10. Gholam Ali Haddad Adel, senior advisor to the supreme leader and former speaker of the Majlis, said that in his opinion America's foreign policy towards Iran would not change in the wake of the Trump victory. He said presidents customarily make promises during their campaigns they did not keep afterwards. He added that if Trump actually did what he promised, it would influence not only Iran and the nuclear agreement, but also relations between the United States, the EU and the Arab states. Such a change, he said, might be beneficial for Iran, which had not profited at all from previous arrangements (Fars, November 12, 2016).
11. Behrouz Kamalvandi, spokesman for the Atomic Energy Organization of Iran, said that it was necessary to wait and see what the president elect's foreign policy would actually be. He said Iran was prepared for every scenario. Every country that had signed the nuclear agreement and acted logically had to continue implementing it. Asked about the possibility that Trump might cancel the agreement, he said that it was in America's interest to support the agreement and that the new administration had to find solutions for the remaining problems, especially in finance and banking (ISNA, November 9, 2016).
12. Majlis speaker Ali Larijanisaid that it was inadvisable to judge the president elect too hastily, and that the "diplomatic apparatus" should be allowed to formulate a clear position regarding him (ISNA, November 13, 2016).
13. Ali Motahari, deputy speaker of the Majlis,said Trump's victory would be good for Iran because he was more honest than Clinton, his positions on Syria were "good," he was against Saudi Arabia and he wanted to improve America's relations with Russia (ISNA, November 9, 2016).

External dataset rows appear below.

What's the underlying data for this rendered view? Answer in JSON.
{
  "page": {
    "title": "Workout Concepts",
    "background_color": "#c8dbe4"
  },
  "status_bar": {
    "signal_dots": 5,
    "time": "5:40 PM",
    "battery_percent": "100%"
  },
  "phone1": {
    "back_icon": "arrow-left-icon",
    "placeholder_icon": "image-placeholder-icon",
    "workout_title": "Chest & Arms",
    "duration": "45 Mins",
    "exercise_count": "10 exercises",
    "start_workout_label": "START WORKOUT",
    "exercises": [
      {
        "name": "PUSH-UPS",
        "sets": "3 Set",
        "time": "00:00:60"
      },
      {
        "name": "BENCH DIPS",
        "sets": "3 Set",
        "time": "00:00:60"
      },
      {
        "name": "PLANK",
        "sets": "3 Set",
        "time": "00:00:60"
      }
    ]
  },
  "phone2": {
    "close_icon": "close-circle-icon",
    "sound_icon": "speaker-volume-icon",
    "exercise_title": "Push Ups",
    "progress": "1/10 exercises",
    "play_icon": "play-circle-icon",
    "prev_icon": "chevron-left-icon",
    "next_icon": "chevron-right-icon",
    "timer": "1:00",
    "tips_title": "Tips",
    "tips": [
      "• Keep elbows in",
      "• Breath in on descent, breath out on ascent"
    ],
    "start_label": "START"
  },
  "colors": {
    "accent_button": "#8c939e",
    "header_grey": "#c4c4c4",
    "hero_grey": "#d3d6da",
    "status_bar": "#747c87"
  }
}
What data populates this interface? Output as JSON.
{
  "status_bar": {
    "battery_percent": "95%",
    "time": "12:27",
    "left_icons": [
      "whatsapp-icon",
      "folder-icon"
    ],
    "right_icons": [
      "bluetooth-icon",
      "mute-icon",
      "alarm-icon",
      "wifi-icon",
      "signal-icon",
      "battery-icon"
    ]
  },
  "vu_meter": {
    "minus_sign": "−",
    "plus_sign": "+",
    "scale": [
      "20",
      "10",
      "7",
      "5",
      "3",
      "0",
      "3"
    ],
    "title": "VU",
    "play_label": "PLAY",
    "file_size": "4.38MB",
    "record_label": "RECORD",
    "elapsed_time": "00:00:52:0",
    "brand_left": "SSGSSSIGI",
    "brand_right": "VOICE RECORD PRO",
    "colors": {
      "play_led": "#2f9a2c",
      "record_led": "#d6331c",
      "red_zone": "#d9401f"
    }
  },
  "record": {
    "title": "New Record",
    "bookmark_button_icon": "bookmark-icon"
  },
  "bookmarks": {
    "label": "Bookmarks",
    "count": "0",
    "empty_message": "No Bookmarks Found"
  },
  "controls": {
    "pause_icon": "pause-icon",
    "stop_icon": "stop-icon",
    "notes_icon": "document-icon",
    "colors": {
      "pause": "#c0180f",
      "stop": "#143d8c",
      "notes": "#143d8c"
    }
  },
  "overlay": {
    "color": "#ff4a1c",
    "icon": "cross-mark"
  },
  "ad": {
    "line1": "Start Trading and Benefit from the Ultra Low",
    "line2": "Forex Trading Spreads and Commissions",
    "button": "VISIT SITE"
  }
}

14. Alaeddin Boroujerdi, chairman of the Majlis committee for national security and foreign policy, said Trump's victory showed that Americans were against the "war-mongering" policies of the American administration. He said the American administration was committed to the nuclear agreement and that any action it took would be met with a proper reaction. He added that there was a difference between "Trump running for election" and "Trump as president," and that if the president elect wanted to keep his election promises, he at least had to stop sending weapons to Saudi Arabia (ISNA, November 9, 2016).
15. Mohammad Reza Pour Ebrahimi, chairman of the Majlis economic committee, said the United States' new approach to ISIS and Saudi Arabia could offer Iran a chance to increase its regional economic involvement (ISNA, November 9, 2016).